The soon-to-be finished curriculum addresses such topics as information validity, internet safety, online fights, plagiarism, sexual predators, and copyright infringement. The five years of input from the students and teachers at ULS have been critical to the development of the instructional materials since the perspectives of thirteen- through seventeen- years-olds are, and will continue to be, central in refining discussions surrounding the ethical dilemmas children face. Nguyen is currently developing a teacher-training course in preparation for a scale-up to HIDOE schools in the fall of 2011. The course is designed, in part, to meet the No Child Left Behind requirement that all students be computer literate by the end of eighth grade, a goal that all HIDOE schools are also striving to meet.

Computer literacy for today’s students goes well beyond learning to use hardware and software. Students at ULS participate in the research that will inform future efforts.

Nguyen’s curriculum development led, this year, to a grant from the U.S. Department of Justice (DOJ). The collaboration, begun in the fall of 2009, funds baseline data collection about the habits and patterns of internet media usage by juveniles so that law enforcement can better prepare themselves for prevention of crimes. During her research and development work with the ULS students, Nguyen began to see large gaps of understanding among the students, their parents, and even the teachers. A research study of the ULS community revealed some significant divides in beliefs about the computer’s role in educational and social settings. For the DOJ study, Nguyen is using the questionnaires developed in that smaller study and scaling those instruments up to distribute to over 30,000 students, parents, and teachers across four states.
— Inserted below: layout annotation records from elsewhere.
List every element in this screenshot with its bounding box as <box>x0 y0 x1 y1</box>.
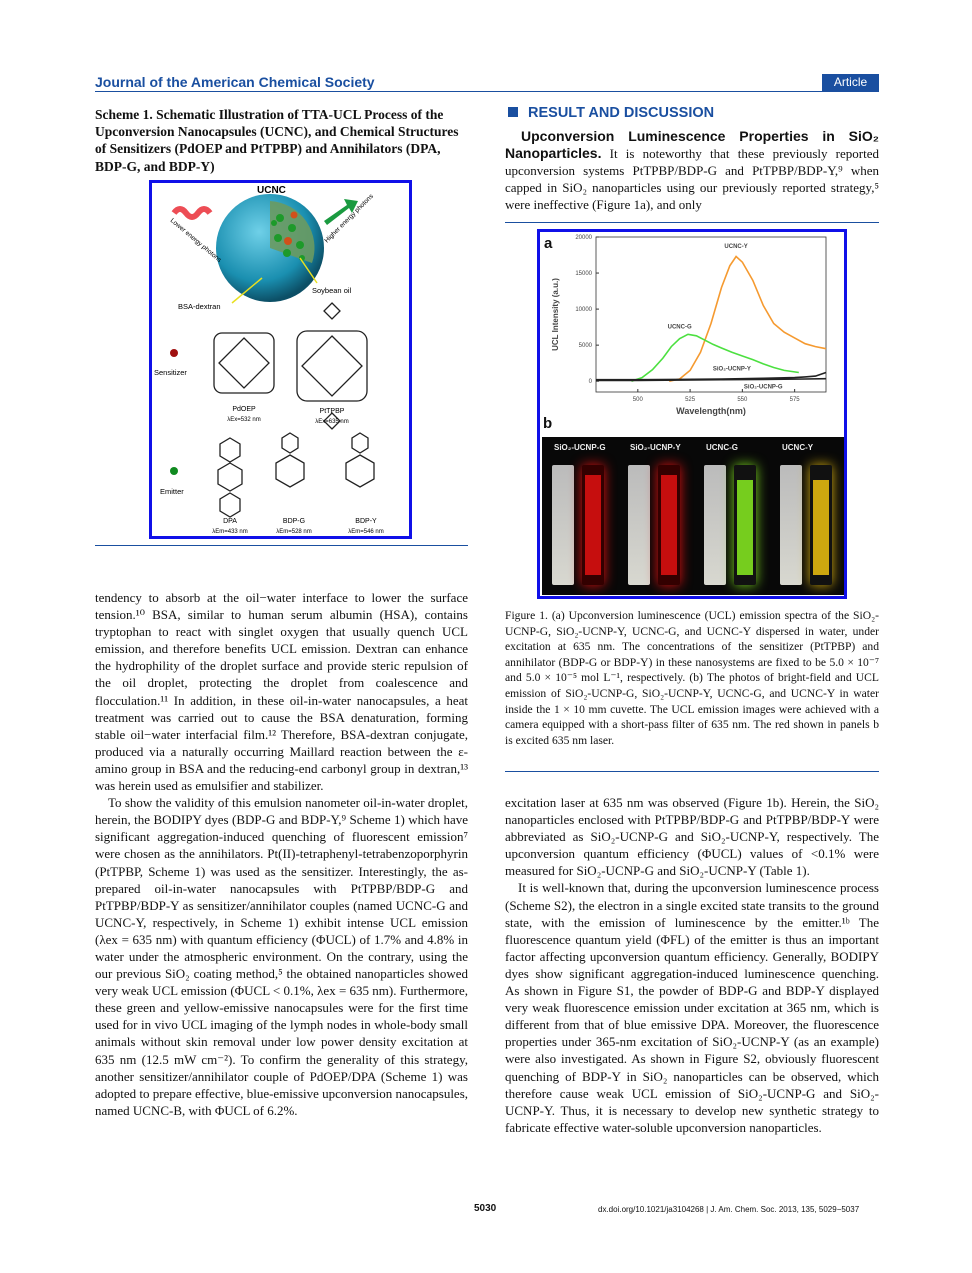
x-tick-label: 525 <box>685 397 696 403</box>
article-badge: Article <box>822 74 879 91</box>
molecule-name: PtTPBP <box>320 408 345 415</box>
series-line-SiO₂-UCNP-G <box>596 377 827 382</box>
molecule-lambda: λEx=635 nm <box>315 419 349 425</box>
molecule-lambda: λEm=528 nm <box>276 529 312 535</box>
bright-field-vial <box>628 465 650 585</box>
porphyrin-structures <box>213 302 368 430</box>
bsa-label: BSA-dextran <box>178 302 221 311</box>
vial-photos: SiO₂-UCNP-G SiO₂-UCNP-Y UCNC-G UCNC-Y <box>542 437 844 595</box>
series-label: SiO₂-UCNP-Y <box>713 366 751 372</box>
pointer-line <box>231 277 263 304</box>
emitter-structures <box>217 432 375 518</box>
scheme-illustration: UCNC Lower energy photons Higher energy … <box>154 185 384 535</box>
ucl-emission-vial <box>582 465 604 585</box>
section-title: RESULT AND DISCUSSION <box>528 105 715 121</box>
soybean-label: Soybean oil <box>312 286 352 295</box>
molecule-name: BDP-G <box>283 518 305 525</box>
molecule-lambda: λEm=433 nm <box>212 529 248 535</box>
page-number: 5030 <box>474 1203 497 1214</box>
y-tick-label: 5000 <box>579 343 593 349</box>
section-square-icon <box>508 107 518 117</box>
plot-frame <box>595 236 827 393</box>
molecule-lambda: λEx=532 nm <box>227 417 261 423</box>
paragraph: To show the validity of this emulsion na… <box>95 795 469 1118</box>
subsection-heading: Upconversion Luminescence Properties in … <box>505 128 879 162</box>
molecule-name: DPA <box>223 518 237 525</box>
bright-field-vial <box>704 465 726 585</box>
bright-field-vial <box>780 465 802 585</box>
figure-caption: Figure 1. (a) Upconversion luminescence … <box>505 609 879 747</box>
sensitizer-label: Sensitizer <box>154 368 187 377</box>
y-axis-label: UCL Intensity (a.u.) <box>551 278 560 351</box>
lower-energy-label: Lower energy photons <box>169 217 223 264</box>
section-intro: Upconversion Luminescence Properties in … <box>505 128 879 213</box>
red-photon-arrow-icon <box>171 206 213 220</box>
ucl-spectra-chart: 500 525 550 575 0 5000 10000 15000 20000 Waveleng… <box>543 235 827 432</box>
scheme-caption: Scheme 1. Schematic Illustration of TTA-… <box>95 107 459 174</box>
right-column-text: excitation laser at 635 nm was observed … <box>505 794 879 1136</box>
vial-label: SiO₂-UCNP-Y <box>630 443 681 452</box>
ucl-emission-vial <box>658 465 680 585</box>
bright-field-vial <box>552 465 574 585</box>
green-photon-arrow-icon <box>324 199 358 225</box>
y-tick-label: 10000 <box>575 307 592 313</box>
doi-citation[interactable]: dx.doi.org/10.1021/ja3104268 | J. Am. Ch… <box>598 1205 860 1214</box>
panel-b-label: b <box>543 415 552 432</box>
section-heading: RESULT AND DISCUSSION <box>508 105 714 121</box>
emitter-label: Emitter <box>160 487 184 496</box>
ucl-emission-vial <box>810 465 832 585</box>
x-tick-label: 550 <box>737 397 748 403</box>
intro-text: It is noteworthy that these previously r… <box>505 146 879 213</box>
x-axis-label: Wavelength(nm) <box>676 406 746 416</box>
y-tick-label: 20000 <box>575 235 592 241</box>
emitter-dots <box>271 214 305 261</box>
pointer-line <box>299 257 318 284</box>
molecule-lambda: λEm=546 nm <box>348 529 384 535</box>
vial-label: UCNC-Y <box>782 443 814 452</box>
ucnc-title: UCNC <box>257 185 286 196</box>
sensitizer-dots <box>284 211 298 245</box>
paragraph: It is well-known that, during the upconv… <box>505 880 879 1135</box>
sensitizer-dot-icon <box>170 349 178 357</box>
series-label: UCNC-G <box>668 325 692 331</box>
figure-1: 500 525 550 575 0 5000 10000 15000 20000 Waveleng… <box>537 229 847 599</box>
series-label: SiO₂-UCNP-G <box>744 384 783 390</box>
x-tick-label: 575 <box>790 397 801 403</box>
series-line-UCNC-G <box>631 333 799 382</box>
molecule-name: BDP-Y <box>355 518 377 525</box>
scheme-rule <box>95 545 468 546</box>
header-rule <box>95 91 879 92</box>
y-tick-label: 15000 <box>575 271 592 277</box>
vial-label: UCNC-G <box>706 443 738 452</box>
paragraph: excitation laser at 635 nm was observed … <box>505 795 879 879</box>
emitter-dot-icon <box>170 467 178 475</box>
series-label: UCNC-Y <box>724 244 747 250</box>
paragraph: tendency to absorb at the oil−water inte… <box>95 590 468 794</box>
scheme-figure: UCNC Lower energy photons Higher energy … <box>149 180 412 539</box>
journal-name[interactable]: Journal of the American Chemical Society <box>95 74 375 90</box>
x-tick-label: 500 <box>633 397 644 403</box>
figure-top-rule <box>505 222 879 223</box>
left-column-text: tendency to absorb at the oil−water inte… <box>95 589 468 1119</box>
caption-rule <box>505 771 879 772</box>
panel-a-label: a <box>544 235 553 252</box>
vial-label: SiO₂-UCNP-G <box>554 443 606 452</box>
series-line-UCNC-Y <box>669 255 827 382</box>
molecule-name: PdOEP <box>232 406 256 413</box>
y-tick-label: 0 <box>589 379 593 385</box>
ucl-emission-vial <box>734 465 756 585</box>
Another partnership that came out of her curriculum development work is a project with Infragard Hawaii, the FBI, and the Internet Crimes Against Children Task Force to develop community outreach materials for adult learners. Nguyen is reviewing the materials, which are meant to provide parents and community members with more knowledge and skills to help children stay safe online. With her colleagues, Nguyen is looking to present the statistics and some appalling stories of online crimes against children in a way that promotes critical thinking from the standpoint of Bloom’s taxonomy and Gagne’s nine stages of adult learning. As Nguyen put it, “We want to help people to learn, not just scare them!”